Capaian KB Pascapersalinan Diapresiasi Menteri Wihaji, Provinsi Banten Borong Penghargaan Nasional ASIK KBPP 2025
JAKARTA–Menteri Kependudukan dan Pembangunan Keluarga (Kemendukbangga)/Kepala BKKBN, Wihaji, menegaskan bahwa Pelayanan Keluarga Berencana Pascapersalinan (KBPP) merupakan intervensi kunci dalam menekan angka kematian ibu dan bayi.
Ia juga menegaskan bahwa KBPP berperan penting dalam mencegah stunting di Indonesia.
Hal tersebut disampaikan dalam kegiatan “Berbagi Praktik Baik Program Keluarga Berencana dan Kesehatan Reproduksi” yang diselenggarakan di Jakarta, Selasa (23/12/2025).
Dalam kesempatan tersebut, Wihaji memberikan apresiasi setinggi-tingginya atas pelaksanaan ajang Apresiasi Sinergi Inovasi dan Komitmen (ASIK KBPP) 2025.
Beliau menekankan bahwa KB bukan sekadar intervensi sesaat, melainkan kebutuhan berkelanjutan sepanjang siklus hidup reproduksi.
“KBPP telah ditetapkan sebagai salah satu dari 8 Rencana Aksi Prioritas BKKBN Tahun 2025 yang dipantau langsung oleh Bapak Presiden. Target nasional pelayanan KBPP kita adalah 75% pada tahun 2029,” ujarnya.
Raihan penghargaan di tingkat nasional dan regional ini menunjukkan keberhasilan Provinsi Banten dalam mengelola program KBPP, baik dari sisi administrasi pemerintahan maupun implementasi inovasi di layanan kesehatan.
Berikut adalah daftar lengkap capaian Provinsi Banten pada ajang ASIK KBPP 2025:
Terbaik I Nasional: Perwakilan BKKBN Provinsi Banten sebagai Terbaik I Tata Kelola dan Capaian KB Pasca Persalinan.
Terbaik I Nasional: Inovasi KB Pasca Persalinan Bagian Wilayah yang diraih oleh Kota Tangerang.
Terbaik II Regional: Kelompok KB Pria Terbaik yang diraih oleh Kabupaten Tangerang.
Terbaik III Nasional: Klinik KB Swasta Terbaik Pelayanan KB yang diraih oleh Klinik UMI Medika, Kabupaten Pandeglang.
Terbaik Prototype: Inovasi KBPP Prototype yang diraih oleh RS Permata Sarana Husada, Kota Tangerang Selatan.
Selain memberikan penghargaan, Kemendukbangga terus mendorong pengembangan Website SIAP KB sebagai media komunikasi untuk menjamin kualitas pelayanan bagi klien.
Menteri Wihaji juga memuji peran bidan dan klinik swasta sebagai garda terdepan yang paling dekat dengan keluarga Indonesia.
“Inovasi-inovasi ini menunjukkan bahwa dengan komitmen dan kolaborasi, hasilnya nyata dan berdampak bagi masyarakat.

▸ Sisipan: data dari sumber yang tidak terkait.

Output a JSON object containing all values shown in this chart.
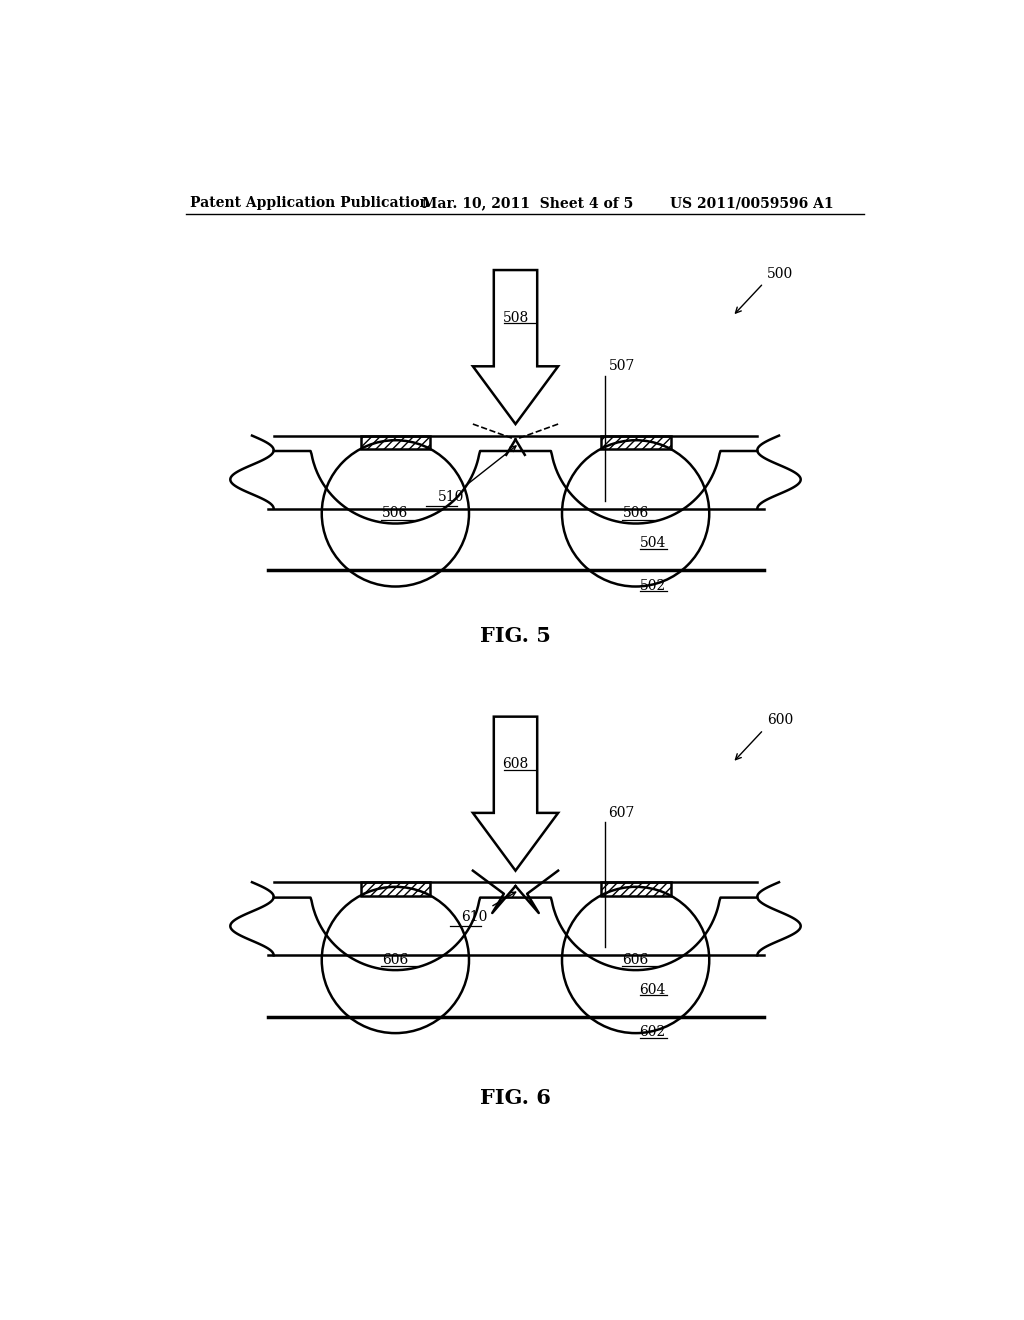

Mari kita terus melangkah bersama demi mewujudkan keluarga Indonesia yang sehat dan berdaya saing,” tutup Menteri Wihaji.
Di tempat terpisah, Kepala Perwakilan BKKBN Provinsi Banten, Ir. Rusman Efendi, menyampaikan rasa syukur dan apresiasi yang mendalam atas pencapaian tersebut.
“Alhamdulillah, hari ini Banten mengukir prestasi dengan membawa pulang lima penghargaan sekaligus. Ini adalah bukti nyata bahwa sinergi antara Perwakilan BKKBN Provinsi Banten dengan Pemerintah Daerah, baik Kota Tangerang, Kabupaten Tangerang, Pandeglang, hingga Tangerang Selatan, berjalan dengan sangat baik,” ujar Rusman Efendi.
Beliau menambahkan bahwa prestasi ini merupakan hasil kerja keras seluruh petugas lapangan dan mitra kerja di Banten.
“Penghargaan Terbaik I Tata Kelola dan berbagai juara inovasi ini bukan hanya sebuah kebanggaan, tapi tanggung jawab bagi kami untuk terus meningkatkan layanan KB Pasca Persalinan,” kata dia.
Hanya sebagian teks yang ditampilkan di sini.